Ridwan Kamil Pastikan Ribuan Pegawai RSHS Bandung Tak Terpapar Covid-19

Okezone, CDB Yudistira ยท Minggu, 31 Mei 2020 - 12:50 WIB
Ridwan Kamil Pastikan Ribuan Pegawai RSHS Bandung Tak Terpapar Covid-19
Gubernur Jawa Barat M Ridwan Kamil menerima bantuan penanganan COVID-19. (Foto Antara)

BANDUNG, iNews.id - Seluruh pegawai Rumah Sakit Hasan Sadikin (RSHS) Bandung, Jawa Barat (Jabar) dipastikan tak terpapar covid-19. Hal itupun ditegaskan Gubernur Jabar Ridwan Kamil.

Pria yang akrab di sapa Kang Emil itu menegaskan, RSHS merupakan rumah sakit paling aman saat ini di Jabar. Seluruh pegawai dan dokter pun sudah dilakukan pengetesan untuk melacak virus tersebut.

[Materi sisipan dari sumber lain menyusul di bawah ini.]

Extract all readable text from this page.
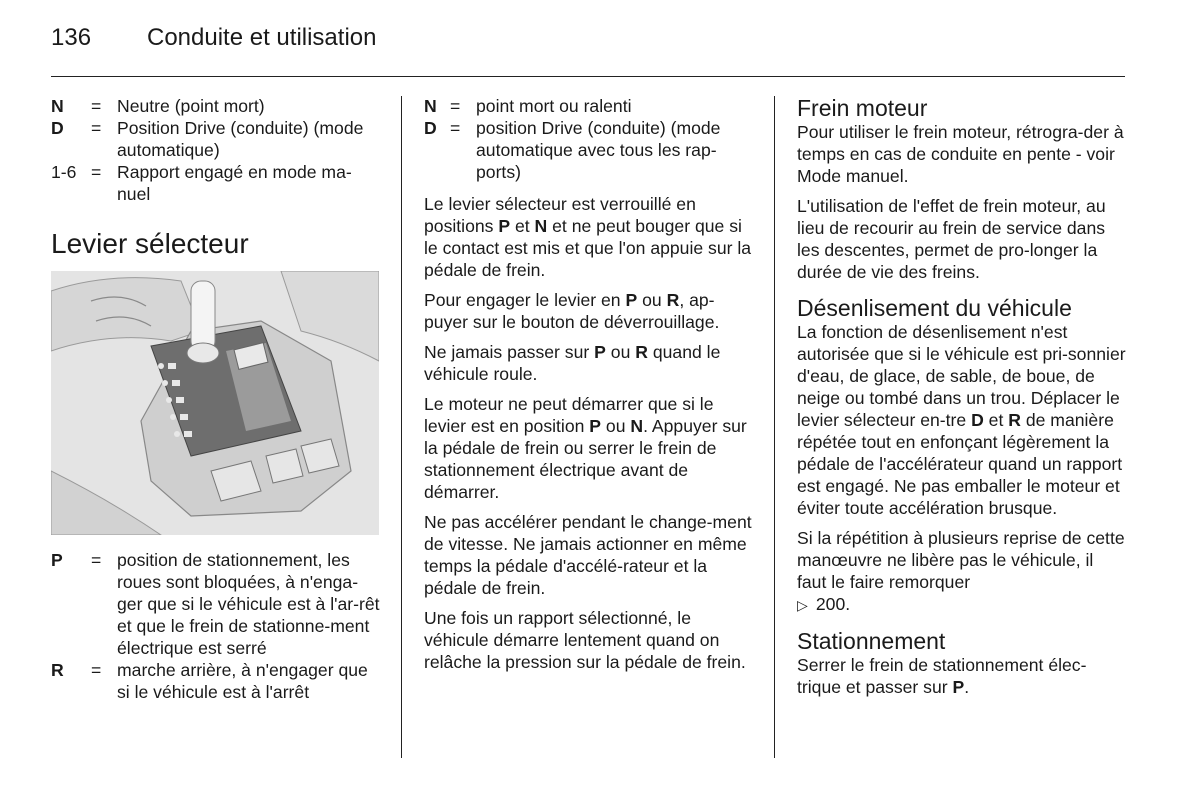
136 Conduite et utilisation
N	= Neutre (point mort)
D	= Position Drive (conduite) (mode automatique)
1-6 = Rapport engagé en mode ma-nuel
Levier sélecteur
P	= position de stationnement, les roues sont bloquées, à n'enga-ger que si le véhicule est à l'ar-rêt et que le frein de stationne-ment électrique est serré
R	= marche arrière, à n'engager que si le véhicule est à l'arrêt
N = point mort ou ralenti
D = position Drive (conduite) (mode automatique avec tous les rap-ports)

Le levier sélecteur est verrouillé en positions P et N et ne peut bouger que si le contact est mis et que l'on appuie sur la pédale de frein.

Pour engager le levier en P ou R, ap-puyer sur le bouton de déverrouillage.

Ne jamais passer sur P ou R quand le véhicule roule.

Le moteur ne peut démarrer que si le levier est en position P ou N. Appuyer sur la pédale de frein ou serrer le frein de stationnement électrique avant de démarrer.

Ne pas accélérer pendant le change-ment de vitesse. Ne jamais actionner en même temps la pédale d'accélé-rateur et la pédale de frein.

Une fois un rapport sélectionné, le véhicule démarre lentement quand on relâche la pression sur la pédale de frein.

Frein moteur

Pour utiliser le frein moteur, rétrogra-der à temps en cas de conduite en pente - voir Mode manuel.

L'utilisation de l'effet de frein moteur, au lieu de recourir au frein de service dans les descentes, permet de pro-longer la durée de vie des freins.

Désenlisement du véhicule

La fonction de désenlisement n'est autorisée que si le véhicule est pri-sonnier d'eau, de glace, de sable, de boue, de neige ou tombé dans un trou. Déplacer le levier sélecteur en-tre D et R de manière répétée tout en enfonçant légèrement la pédale de l'accélérateur quand un rapport est engagé. Ne pas emballer le moteur et éviter toute accélération brusque.

Si la répétition à plusieurs reprise de cette manœuvre ne libère pas le véhicule, il faut le faire remorquer
▷ 200.

Stationnement

Serrer le frein de stationnement élec-trique et passer sur P.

"3.000 karyawan (RSUP) Hasan Sadikin sudah dites, per hari ini tidak ada yang terpapar oleh Covid-19 sehingga ini salah satu rumah sakit yang paling aman di Jawa Barat. Tidak ada satu pun staf dan dokter per hari ini yang positif Covid-19,” kata Kang Emil dalam keterangannya, Minggu (31/5/2020).

Untuk itu, Emil mengatakan, masyarakat yang ingin berobat dan berkonsultasi terkait kesehatan agar tidak menahan diri karena RSHS sudah dipastikan aman terkendali. Namun, Emil mengingatkan warga yang akan berobat untuk tetap menerapkan protokol kesehatan, di antaranya memakai masker dan menjaga jarak aman.

“Dia (warga yang mau berobat) datang nanti mengantre, dites suhu. Kalau di atas 37,5 derajat (Celcius) dia akan di-treatment khusus, yang di bawah itu dia masuk ke pelayanan khusus. Tapi tetap harus pakai masker, jaga jarak,” kata Emil.

Saat ini, RSHS Bandung siap membuka kembali layanan kesehatan nonCovid-19 bagi masyarakat. Pasalnya, penanganan Covid-19 di RSHS dinilai sudah sangat terkendali dengan penurunan pasien Covid-19 yang signifikan. Menurut Organisasi Kesehatan Dunia (WHO), peningkatan kapasitas dan fasilitas layanan kesehatan menjadi syarat penerapan Adaptasi Kebiasaan Baru (AKB).

Kang Emil melaporkan, jumlah pasien Covid-19 di ruang isolasi yang pernah mencapai 100 persen. Namun bisa turun hingga 20 persen dengan disertai tingkat kesembuhan yang tinggi.

"Dari 300-an (pasien) sekarang tinggal kurang lebih 14 orang (yang masih dirawat di ruang isolasi). Artinya pasien-pasien yang sembuh sudah sangat banyak," ucapnya.